Comparison of the group A and the control group according to the inflammation degree after 10 days

Histological examination showed that the inflammation degree was higher in the control group (Mean = 3.333±0.3333) than the group A (Mean = 2.333±0.3333). In the control group, severe inflammatory lesion was observed as an abscess in one third of the coronary pulp area, while in the 10-day cell group, polymorphonuclear leukocytes (acute) or mononuclear lymphocytes (chronic) were observed at the transplant site. So, there was no significant difference between two groups in terms of inflammation (P value = 0. 1012). According to comparison result in each group (Table 1), with time passing, there was no significant difference in inflammation rate in the control group (P value = 0.5185). In the group A, the inflammation rate decreased with time passing but it wasn’t statistically significant differences (P value=0.3739). In the 3rd day, both groups had no significant difference in inflammation (P value = 0.3739). In the 10th day the inflammation rate in group A was less than control group but there is no statistically significant differences (P value=0.1012).
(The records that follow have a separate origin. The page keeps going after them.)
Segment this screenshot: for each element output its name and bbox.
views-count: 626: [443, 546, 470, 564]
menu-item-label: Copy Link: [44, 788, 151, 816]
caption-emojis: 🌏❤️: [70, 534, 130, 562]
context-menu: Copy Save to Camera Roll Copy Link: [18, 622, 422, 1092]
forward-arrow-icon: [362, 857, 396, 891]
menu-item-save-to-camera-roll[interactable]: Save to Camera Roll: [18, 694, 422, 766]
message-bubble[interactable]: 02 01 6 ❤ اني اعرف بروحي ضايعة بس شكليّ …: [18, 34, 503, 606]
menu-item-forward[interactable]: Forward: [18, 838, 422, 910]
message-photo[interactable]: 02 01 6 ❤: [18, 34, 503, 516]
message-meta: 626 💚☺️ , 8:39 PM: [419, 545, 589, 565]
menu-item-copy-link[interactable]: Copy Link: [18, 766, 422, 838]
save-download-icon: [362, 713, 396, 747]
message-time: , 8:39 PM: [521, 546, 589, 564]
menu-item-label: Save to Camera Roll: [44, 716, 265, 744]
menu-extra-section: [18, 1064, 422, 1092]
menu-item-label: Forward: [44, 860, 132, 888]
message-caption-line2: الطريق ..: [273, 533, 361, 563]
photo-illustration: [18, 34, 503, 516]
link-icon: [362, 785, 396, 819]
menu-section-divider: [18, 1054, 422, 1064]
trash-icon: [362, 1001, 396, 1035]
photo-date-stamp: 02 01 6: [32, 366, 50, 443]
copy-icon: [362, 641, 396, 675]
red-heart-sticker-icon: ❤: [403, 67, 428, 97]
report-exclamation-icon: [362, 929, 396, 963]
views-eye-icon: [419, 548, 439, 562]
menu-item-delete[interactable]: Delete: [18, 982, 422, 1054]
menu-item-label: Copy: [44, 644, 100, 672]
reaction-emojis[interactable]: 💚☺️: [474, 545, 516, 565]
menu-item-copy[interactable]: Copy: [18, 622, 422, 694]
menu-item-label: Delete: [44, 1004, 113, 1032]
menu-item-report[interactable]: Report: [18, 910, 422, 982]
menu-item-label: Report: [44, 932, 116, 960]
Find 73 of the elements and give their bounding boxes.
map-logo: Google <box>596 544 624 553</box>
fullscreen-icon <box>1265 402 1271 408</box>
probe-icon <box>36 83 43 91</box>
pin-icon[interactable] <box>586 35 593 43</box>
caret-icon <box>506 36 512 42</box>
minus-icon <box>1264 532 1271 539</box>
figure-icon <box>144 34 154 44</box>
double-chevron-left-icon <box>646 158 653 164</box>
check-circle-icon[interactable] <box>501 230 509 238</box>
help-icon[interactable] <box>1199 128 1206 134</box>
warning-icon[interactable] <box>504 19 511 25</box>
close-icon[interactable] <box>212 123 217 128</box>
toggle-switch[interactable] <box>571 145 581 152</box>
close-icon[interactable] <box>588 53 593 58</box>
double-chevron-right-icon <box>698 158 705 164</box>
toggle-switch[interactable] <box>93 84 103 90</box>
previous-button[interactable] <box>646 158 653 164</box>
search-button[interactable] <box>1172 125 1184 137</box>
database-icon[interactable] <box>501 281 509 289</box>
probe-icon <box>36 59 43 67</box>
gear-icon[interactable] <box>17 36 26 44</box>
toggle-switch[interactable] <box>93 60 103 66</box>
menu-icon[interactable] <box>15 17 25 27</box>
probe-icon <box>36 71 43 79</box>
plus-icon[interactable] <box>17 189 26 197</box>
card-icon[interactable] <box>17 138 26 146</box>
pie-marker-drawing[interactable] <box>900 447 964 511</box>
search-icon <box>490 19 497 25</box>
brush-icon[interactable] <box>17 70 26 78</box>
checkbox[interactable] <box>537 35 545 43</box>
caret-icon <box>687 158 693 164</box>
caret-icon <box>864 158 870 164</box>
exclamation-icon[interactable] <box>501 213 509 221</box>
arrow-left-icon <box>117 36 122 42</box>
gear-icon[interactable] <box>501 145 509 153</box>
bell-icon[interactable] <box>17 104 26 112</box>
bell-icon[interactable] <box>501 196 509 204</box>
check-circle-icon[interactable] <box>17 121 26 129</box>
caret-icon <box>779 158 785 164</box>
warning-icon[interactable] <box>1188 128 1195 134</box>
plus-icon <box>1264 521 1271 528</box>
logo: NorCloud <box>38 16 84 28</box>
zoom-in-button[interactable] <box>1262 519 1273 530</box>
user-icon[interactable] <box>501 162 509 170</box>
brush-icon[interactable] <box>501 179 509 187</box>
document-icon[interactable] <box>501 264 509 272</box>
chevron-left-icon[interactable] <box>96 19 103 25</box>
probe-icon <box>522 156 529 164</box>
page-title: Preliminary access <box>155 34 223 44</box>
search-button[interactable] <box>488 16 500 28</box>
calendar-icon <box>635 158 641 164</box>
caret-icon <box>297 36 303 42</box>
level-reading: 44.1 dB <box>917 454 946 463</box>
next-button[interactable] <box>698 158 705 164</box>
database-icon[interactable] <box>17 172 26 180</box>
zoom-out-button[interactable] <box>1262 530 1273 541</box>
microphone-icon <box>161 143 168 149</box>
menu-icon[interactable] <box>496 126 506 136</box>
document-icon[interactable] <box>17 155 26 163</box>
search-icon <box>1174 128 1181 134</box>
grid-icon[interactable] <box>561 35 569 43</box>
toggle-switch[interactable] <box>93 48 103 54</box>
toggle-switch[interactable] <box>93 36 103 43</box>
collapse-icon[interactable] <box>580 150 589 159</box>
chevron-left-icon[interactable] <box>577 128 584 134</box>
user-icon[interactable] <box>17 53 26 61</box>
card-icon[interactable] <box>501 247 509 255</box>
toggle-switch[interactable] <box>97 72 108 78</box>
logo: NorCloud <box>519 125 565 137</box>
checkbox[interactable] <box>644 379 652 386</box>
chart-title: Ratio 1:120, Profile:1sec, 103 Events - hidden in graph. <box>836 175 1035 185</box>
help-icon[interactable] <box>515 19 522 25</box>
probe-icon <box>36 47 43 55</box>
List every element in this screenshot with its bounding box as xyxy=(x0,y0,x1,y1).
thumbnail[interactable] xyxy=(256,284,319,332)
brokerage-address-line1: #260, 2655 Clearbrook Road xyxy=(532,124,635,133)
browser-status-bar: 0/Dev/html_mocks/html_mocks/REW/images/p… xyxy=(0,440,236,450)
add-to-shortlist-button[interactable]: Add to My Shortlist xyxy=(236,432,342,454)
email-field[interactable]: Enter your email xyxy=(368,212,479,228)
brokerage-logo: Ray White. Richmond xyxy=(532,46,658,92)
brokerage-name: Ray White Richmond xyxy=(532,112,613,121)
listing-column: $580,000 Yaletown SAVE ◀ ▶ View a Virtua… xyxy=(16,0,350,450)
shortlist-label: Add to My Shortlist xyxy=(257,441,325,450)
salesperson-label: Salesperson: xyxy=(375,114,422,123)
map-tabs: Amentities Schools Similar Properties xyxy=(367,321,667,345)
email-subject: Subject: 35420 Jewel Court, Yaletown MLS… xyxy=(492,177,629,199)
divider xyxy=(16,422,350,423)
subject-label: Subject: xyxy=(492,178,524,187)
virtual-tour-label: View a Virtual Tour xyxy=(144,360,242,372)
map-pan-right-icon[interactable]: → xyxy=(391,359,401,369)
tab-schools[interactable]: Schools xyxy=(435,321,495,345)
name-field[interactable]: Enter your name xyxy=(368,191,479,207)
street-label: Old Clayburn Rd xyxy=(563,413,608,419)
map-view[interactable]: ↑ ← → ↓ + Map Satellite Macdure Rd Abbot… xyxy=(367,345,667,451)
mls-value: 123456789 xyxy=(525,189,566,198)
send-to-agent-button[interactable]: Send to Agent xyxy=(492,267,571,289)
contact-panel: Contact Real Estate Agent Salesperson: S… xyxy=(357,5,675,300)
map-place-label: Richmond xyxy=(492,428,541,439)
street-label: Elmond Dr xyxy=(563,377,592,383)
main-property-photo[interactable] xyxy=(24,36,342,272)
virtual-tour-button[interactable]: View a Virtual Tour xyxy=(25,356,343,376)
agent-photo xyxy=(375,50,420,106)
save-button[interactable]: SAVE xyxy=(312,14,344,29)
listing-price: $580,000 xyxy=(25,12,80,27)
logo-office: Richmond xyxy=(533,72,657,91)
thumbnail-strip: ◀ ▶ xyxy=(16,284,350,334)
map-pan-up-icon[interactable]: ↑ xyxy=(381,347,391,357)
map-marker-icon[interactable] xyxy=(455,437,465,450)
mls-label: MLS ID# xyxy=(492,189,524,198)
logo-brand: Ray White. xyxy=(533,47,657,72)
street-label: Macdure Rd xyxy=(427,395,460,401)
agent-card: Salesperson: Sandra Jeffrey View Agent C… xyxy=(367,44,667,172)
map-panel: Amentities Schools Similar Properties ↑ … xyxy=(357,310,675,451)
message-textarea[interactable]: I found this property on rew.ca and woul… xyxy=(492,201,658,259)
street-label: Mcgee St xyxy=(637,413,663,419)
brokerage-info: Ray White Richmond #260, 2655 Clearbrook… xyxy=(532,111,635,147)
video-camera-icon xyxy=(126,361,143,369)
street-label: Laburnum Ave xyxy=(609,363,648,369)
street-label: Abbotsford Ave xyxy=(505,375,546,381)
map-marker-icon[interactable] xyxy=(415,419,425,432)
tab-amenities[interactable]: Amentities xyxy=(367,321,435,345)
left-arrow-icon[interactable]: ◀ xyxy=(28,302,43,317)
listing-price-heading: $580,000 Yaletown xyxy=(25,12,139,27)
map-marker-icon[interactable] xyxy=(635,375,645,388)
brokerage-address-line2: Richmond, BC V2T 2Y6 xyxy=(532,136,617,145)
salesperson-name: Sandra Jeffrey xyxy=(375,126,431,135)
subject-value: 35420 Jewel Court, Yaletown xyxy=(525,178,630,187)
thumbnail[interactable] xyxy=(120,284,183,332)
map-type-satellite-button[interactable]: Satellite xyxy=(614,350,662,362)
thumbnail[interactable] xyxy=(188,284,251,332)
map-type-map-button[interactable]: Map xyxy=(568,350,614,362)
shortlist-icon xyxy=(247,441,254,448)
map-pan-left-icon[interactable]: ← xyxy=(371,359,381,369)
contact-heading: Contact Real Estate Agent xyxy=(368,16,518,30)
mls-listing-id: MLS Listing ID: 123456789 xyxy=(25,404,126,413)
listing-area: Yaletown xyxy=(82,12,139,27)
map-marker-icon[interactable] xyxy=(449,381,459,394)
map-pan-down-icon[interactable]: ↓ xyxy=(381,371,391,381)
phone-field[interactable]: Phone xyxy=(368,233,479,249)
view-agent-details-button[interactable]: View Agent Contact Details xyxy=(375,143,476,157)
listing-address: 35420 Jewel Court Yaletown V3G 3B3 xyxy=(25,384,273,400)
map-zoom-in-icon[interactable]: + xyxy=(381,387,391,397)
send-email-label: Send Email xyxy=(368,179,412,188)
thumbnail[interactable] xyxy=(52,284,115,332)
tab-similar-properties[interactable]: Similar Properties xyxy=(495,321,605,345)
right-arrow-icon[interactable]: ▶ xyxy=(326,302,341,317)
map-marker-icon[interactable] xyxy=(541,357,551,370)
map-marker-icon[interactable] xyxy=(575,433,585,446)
Comparison of the group B and the control group according to the inflammation degree after 3 days

Based on the inflammation scoring, the rate of inflammation in the case group B with DPSCs+HA transplantation at 3 days (Mean = 1.667±0.3333) was less than the control group (Mean = 3.667±0.3333) and in the control group the pulp was completely necrosed. So the difference was statistically significant (P value = 0.0132) (Table 1). In the group B, it was observed some polymorphonuclear leukocytes (acute) or mononuclear lymphocytes (chronic) at the surgical sites (Figure 6).